Here are three of the main challenges she has faced in her new post:
First, the transition from the former Attorney General Office to the new Chief Prosecutors Office. This occurred in December of 2018 and transformed the Attorney General Office into an autonomous prosecuting entity, the new Chief Prosecutors Office. What may seem as a change in name and acronym, really implies a complete overhaul of the top prosecuting office in the country. Such reinvention required a profound redefinition of areas, responsibilities and mission, to accomplish the difficult task of achieving legitimacy and efficacy in a country with a high rate of impunity. The change is also significant given that both the country’s first chief prosecutor and the first specialized anti-corruption chief prosecutor were appointed in January and March 2019, respectively, for a term of nine years in office, a previously unseen tenure for prosecutors.

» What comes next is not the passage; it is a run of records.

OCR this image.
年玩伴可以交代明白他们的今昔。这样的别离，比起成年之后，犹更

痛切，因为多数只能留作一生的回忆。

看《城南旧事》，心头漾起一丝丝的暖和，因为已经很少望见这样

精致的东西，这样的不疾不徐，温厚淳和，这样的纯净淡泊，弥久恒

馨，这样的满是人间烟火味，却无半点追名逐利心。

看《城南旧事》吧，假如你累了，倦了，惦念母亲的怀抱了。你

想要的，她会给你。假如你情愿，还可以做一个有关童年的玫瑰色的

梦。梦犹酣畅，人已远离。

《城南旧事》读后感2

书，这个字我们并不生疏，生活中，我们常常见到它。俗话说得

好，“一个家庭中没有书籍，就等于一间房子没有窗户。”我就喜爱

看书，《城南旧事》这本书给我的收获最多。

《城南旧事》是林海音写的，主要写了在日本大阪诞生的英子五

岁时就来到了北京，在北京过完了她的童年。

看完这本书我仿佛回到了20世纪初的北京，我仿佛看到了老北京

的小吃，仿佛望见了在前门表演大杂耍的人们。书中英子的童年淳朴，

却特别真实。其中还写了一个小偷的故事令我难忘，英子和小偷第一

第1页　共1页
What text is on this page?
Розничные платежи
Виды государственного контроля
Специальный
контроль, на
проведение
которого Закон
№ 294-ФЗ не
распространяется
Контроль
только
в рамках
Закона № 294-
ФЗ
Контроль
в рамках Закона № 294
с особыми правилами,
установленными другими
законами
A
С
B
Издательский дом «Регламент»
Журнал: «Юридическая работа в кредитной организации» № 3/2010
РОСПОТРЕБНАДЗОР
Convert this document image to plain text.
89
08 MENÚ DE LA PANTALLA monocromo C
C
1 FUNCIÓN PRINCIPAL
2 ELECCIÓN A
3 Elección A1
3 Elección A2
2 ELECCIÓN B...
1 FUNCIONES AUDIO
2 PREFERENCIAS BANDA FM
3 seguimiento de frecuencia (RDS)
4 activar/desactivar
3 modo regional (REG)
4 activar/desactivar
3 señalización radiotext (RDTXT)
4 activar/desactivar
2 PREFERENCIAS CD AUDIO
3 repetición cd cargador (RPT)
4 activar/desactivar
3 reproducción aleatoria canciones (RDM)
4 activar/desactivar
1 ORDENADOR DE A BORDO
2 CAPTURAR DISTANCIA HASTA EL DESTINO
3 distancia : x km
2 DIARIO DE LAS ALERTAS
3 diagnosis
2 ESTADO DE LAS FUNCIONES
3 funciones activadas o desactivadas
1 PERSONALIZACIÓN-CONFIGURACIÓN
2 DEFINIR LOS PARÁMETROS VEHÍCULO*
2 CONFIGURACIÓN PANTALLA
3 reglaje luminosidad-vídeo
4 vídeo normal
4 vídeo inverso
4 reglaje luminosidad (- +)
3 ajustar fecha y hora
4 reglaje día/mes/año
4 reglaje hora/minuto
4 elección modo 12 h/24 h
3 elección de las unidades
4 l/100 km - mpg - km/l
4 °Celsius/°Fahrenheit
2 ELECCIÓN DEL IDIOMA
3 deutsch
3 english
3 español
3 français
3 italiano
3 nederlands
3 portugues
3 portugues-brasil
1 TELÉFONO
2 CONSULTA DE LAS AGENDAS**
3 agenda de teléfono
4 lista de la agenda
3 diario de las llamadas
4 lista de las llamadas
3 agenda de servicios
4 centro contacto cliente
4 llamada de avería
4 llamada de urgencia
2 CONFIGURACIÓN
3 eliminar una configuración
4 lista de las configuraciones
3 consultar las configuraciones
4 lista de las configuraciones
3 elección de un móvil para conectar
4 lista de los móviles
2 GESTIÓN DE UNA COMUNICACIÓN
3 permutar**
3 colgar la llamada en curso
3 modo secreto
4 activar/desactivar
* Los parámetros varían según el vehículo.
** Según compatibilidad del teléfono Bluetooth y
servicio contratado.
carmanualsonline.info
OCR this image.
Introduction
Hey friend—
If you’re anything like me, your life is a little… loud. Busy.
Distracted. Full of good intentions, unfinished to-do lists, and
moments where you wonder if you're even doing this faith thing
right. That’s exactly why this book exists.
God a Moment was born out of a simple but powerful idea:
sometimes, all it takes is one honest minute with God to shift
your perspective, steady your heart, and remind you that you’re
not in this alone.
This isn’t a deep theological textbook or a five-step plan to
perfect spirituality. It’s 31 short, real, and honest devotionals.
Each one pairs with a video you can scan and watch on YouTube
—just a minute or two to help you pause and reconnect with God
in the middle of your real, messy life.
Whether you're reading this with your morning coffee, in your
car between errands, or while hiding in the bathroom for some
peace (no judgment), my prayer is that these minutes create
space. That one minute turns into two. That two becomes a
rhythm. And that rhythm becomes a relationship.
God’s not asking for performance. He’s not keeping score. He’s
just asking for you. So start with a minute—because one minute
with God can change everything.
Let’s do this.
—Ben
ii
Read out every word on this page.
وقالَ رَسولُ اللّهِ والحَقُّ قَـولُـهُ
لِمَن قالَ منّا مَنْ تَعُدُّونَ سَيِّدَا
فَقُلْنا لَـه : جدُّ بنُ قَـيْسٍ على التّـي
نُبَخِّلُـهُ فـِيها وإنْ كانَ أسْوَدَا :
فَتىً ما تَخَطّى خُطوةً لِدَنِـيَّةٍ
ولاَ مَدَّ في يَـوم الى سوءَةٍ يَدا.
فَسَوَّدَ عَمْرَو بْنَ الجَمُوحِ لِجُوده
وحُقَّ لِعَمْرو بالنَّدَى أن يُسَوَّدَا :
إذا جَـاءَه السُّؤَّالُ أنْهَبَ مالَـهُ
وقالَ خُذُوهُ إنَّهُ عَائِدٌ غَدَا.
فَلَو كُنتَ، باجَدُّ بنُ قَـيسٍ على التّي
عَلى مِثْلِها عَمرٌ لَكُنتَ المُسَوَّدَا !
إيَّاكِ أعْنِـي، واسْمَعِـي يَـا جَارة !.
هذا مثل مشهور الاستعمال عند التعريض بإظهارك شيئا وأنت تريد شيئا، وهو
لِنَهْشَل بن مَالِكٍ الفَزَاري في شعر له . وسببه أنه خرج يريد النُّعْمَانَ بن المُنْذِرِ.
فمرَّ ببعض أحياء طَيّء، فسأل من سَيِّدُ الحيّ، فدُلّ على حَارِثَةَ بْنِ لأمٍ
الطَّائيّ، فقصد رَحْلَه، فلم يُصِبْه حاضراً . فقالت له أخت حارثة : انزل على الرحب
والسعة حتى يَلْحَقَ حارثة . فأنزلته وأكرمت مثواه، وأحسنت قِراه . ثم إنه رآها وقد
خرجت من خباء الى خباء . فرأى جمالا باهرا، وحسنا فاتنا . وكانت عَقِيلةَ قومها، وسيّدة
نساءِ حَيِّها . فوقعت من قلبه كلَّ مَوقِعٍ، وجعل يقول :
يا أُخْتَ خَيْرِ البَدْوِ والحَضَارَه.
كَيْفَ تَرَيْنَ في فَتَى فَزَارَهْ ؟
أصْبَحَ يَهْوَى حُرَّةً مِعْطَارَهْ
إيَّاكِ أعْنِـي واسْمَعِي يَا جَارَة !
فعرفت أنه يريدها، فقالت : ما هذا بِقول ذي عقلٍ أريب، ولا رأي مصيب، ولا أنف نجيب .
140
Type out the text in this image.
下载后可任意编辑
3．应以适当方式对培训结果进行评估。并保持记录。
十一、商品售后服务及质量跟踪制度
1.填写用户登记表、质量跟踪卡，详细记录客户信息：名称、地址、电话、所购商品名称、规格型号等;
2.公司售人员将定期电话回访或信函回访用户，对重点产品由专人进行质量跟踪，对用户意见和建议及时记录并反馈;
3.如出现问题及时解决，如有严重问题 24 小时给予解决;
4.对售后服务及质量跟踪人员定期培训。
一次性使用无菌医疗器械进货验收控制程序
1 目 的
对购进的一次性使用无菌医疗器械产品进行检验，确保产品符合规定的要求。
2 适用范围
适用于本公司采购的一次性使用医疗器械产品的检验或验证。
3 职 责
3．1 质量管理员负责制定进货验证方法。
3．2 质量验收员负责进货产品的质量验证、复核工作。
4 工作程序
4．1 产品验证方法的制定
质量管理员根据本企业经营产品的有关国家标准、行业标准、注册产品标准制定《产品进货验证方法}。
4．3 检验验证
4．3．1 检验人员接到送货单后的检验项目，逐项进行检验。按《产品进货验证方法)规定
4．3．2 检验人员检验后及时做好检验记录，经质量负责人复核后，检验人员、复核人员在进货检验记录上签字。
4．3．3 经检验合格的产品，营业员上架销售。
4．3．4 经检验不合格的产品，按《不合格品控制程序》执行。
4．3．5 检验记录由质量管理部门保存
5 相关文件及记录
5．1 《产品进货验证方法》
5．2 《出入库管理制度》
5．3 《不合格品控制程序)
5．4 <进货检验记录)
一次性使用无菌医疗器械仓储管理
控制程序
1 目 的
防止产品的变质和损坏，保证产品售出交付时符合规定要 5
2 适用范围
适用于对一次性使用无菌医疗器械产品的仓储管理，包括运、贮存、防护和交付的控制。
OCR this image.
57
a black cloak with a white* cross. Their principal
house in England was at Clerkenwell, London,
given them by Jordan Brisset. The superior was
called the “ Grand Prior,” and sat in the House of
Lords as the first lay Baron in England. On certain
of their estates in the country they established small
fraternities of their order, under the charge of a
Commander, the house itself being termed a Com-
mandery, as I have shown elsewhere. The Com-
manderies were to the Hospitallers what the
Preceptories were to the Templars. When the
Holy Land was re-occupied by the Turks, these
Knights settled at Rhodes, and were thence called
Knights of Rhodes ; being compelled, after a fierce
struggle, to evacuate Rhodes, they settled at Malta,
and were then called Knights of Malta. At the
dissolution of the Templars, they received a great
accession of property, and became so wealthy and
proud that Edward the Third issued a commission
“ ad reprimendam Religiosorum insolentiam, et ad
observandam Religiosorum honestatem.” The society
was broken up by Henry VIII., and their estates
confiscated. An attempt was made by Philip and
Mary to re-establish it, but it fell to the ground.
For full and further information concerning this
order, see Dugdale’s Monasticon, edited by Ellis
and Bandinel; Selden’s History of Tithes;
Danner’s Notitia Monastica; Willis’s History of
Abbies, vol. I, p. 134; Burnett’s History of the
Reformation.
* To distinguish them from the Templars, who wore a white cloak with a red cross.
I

The amendments to the Federal Criminal Code grouped under section named ‘Crimes Arising from Corrupt Situations’ became effective upon the appointment of the new Chief Anticorruption Prosecutor, classifying as crimes acts of bribery, intimidation, abusive exercise of authority, influence peddling, embezzlement of public funds, and illicit enrichment.
Second, the creation of the office of the first Chief Anticorruption Prosecutor. This office, arguably one of the most important in the administration of a President that has vowed to make fighting corruption its priority, started from zero. Not only did she have to hire new professionals adept for the challenge, but also to train them on the job and start building institutional capabilities to accomplish the mission. Such capabilities include not only criminal law and enforcement, but also knowledge of compliance and the skills required to investigate and prosecute companies. Because corporate legal responsibility was implemented in just 2014, the mindset of former federal officials was focused on the criminal responsibility of corrupt public officials and not on the companies involved in the corruption.
Third, the country is still coming to grips with a major change in the criminal procedural system. In 2015, the country’s criminal procedure system moved from a mostly written process into an oral procedure with “opportunity criteria” to benefit collaborators, and includes new alternative resolution mechanisms and abbreviated procedures. This change continues to be learned and digested nationwide by practitioners and enforcers. This adds significantly to the challenges already described.
The effects of the 680 investigations to date under the watch of the new Chief Prosecutors Office will continue to make ripples and add to the high profile prosecution cases already made public, such as those involving Odebrecht, the former CEO of PEMEX and the Chairman of AHMSA – the largest integrated steel producer of Mexico.
It is fair to say that 2020 will be a pivotal year in Mexico’s corporate criminal investigations and enforcement of crimes related to corruption, a year in which many eyes will be focused on the first Chief Anticorruption Prosecutor.